One of the largest galaxies you can view with amateur equipment is M87. M87 is located approximately 53 million light years away, and is one of the brightest galaxies of the Virgo cluster. You can spot M87 midway between the star Denebola in Leo, and the top star of the arm of Virgo (Episilon Virginis). It is an elliptical galaxy, so it has a bright core with a halo around it. Elliptical galaxies get their shape from colliding with and absorbing multiple galaxies over the ages. While M87 is about the same size across as the Milky Way, it is a spherical shape instead of a flat spiral like our own galaxy. Just imagine the number of stars contained within M87!
Next, there is the spiral galaxy M88, which can be found right above (or north of) M87. M88 is somewhat dim. It lies around 55 million light years away. M88 may also be moving towards M87 as it appears to be affected by the gravity of the more massive M87.

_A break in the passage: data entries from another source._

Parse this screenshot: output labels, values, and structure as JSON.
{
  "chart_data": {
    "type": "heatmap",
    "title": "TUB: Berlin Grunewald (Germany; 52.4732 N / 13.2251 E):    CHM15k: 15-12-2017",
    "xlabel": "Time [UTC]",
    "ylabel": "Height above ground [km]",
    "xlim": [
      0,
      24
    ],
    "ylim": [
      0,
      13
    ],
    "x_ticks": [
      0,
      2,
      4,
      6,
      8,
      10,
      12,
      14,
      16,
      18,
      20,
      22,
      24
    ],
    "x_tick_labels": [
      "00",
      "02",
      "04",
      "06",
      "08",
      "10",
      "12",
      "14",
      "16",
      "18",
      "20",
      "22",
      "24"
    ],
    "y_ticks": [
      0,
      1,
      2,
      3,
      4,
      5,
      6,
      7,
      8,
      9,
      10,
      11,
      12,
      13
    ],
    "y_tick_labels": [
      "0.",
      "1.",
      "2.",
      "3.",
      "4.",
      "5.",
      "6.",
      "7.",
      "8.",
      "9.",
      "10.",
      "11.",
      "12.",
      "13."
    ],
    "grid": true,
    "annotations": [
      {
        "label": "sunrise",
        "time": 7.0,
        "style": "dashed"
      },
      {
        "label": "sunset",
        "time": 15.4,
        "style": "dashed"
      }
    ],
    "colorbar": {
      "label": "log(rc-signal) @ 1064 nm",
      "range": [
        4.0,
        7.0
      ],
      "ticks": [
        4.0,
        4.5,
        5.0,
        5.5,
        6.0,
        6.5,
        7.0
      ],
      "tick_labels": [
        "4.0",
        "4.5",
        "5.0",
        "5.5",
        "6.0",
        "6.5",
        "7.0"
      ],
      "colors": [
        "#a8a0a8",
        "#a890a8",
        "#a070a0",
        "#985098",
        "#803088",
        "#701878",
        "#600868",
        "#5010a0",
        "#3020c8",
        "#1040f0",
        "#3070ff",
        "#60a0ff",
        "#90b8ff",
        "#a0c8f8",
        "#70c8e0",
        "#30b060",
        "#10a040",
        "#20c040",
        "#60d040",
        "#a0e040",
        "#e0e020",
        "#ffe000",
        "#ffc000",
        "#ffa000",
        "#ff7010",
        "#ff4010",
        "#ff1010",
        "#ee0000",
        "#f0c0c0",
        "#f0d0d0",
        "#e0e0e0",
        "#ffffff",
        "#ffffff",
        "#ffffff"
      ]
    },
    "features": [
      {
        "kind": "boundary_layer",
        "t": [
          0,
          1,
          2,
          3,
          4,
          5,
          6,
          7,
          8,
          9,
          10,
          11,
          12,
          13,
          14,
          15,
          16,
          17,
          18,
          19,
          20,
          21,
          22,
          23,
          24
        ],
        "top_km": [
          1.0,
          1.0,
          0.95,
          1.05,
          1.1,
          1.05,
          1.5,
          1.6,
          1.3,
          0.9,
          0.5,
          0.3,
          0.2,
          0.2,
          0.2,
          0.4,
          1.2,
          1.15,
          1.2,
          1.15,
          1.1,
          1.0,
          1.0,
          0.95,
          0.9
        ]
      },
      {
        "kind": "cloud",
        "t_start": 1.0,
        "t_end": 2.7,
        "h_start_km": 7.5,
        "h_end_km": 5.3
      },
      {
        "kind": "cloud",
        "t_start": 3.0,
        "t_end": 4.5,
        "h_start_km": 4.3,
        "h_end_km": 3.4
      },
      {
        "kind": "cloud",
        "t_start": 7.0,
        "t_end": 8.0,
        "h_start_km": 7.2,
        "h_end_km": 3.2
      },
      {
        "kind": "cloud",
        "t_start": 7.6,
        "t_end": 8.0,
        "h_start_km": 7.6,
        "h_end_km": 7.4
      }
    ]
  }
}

To the east of M87 is another elliptical galaxy, M89. At nearly 50 million light years’ distance, this galaxy is fairly dim as well and can be distinguished from the brighter M87 by it’s relative dimness. M89 appears nearly perfectly spherical from Earth, and like M87, it contains a large amount of globular star clusters.
M90, which lies around 60 million light years away, is one of the largest spiral galaxies in the nearby universe. Due to it’s distance, it still is fairly dim. M90 is one of the rare galaxies that is blue-shifted, which means it’s moving towards us, rather than away from us. It can be spotted above and to the left (northeast) of M89.
The last galaxy in this edition is the spiral galaxy M91. M91 is around 63 million light years away, and is one of the dimmest galaxies of the Messier galaxies in the Virgo cluster. It can be spotted to the east of M88. This galaxy caused some confusion for Charles Messier when he was compiling his catalogue, but the issue was finally solved in 1969 by an amatuer astronomer. A 10 to 12 inch telescope will come in handy to view the details of M91, although it can be faintly spotted with an 8 inch telescope.
With over a dozen galaxies that can be seen with amateur-level equipment, the Virgo cluster has some great objects to look at. These galaxies can be tricky to spot due to their distance from Earth, but spotting them is well worth the effort. We will take a look at even more of the Virgo cluster galaxies in a future edition, including one of the most distant objects in the universe that you can see from your own backyard! When the urge to see distant galaxies arises, don’t forget the Virgo cluster and the wonders that it holds!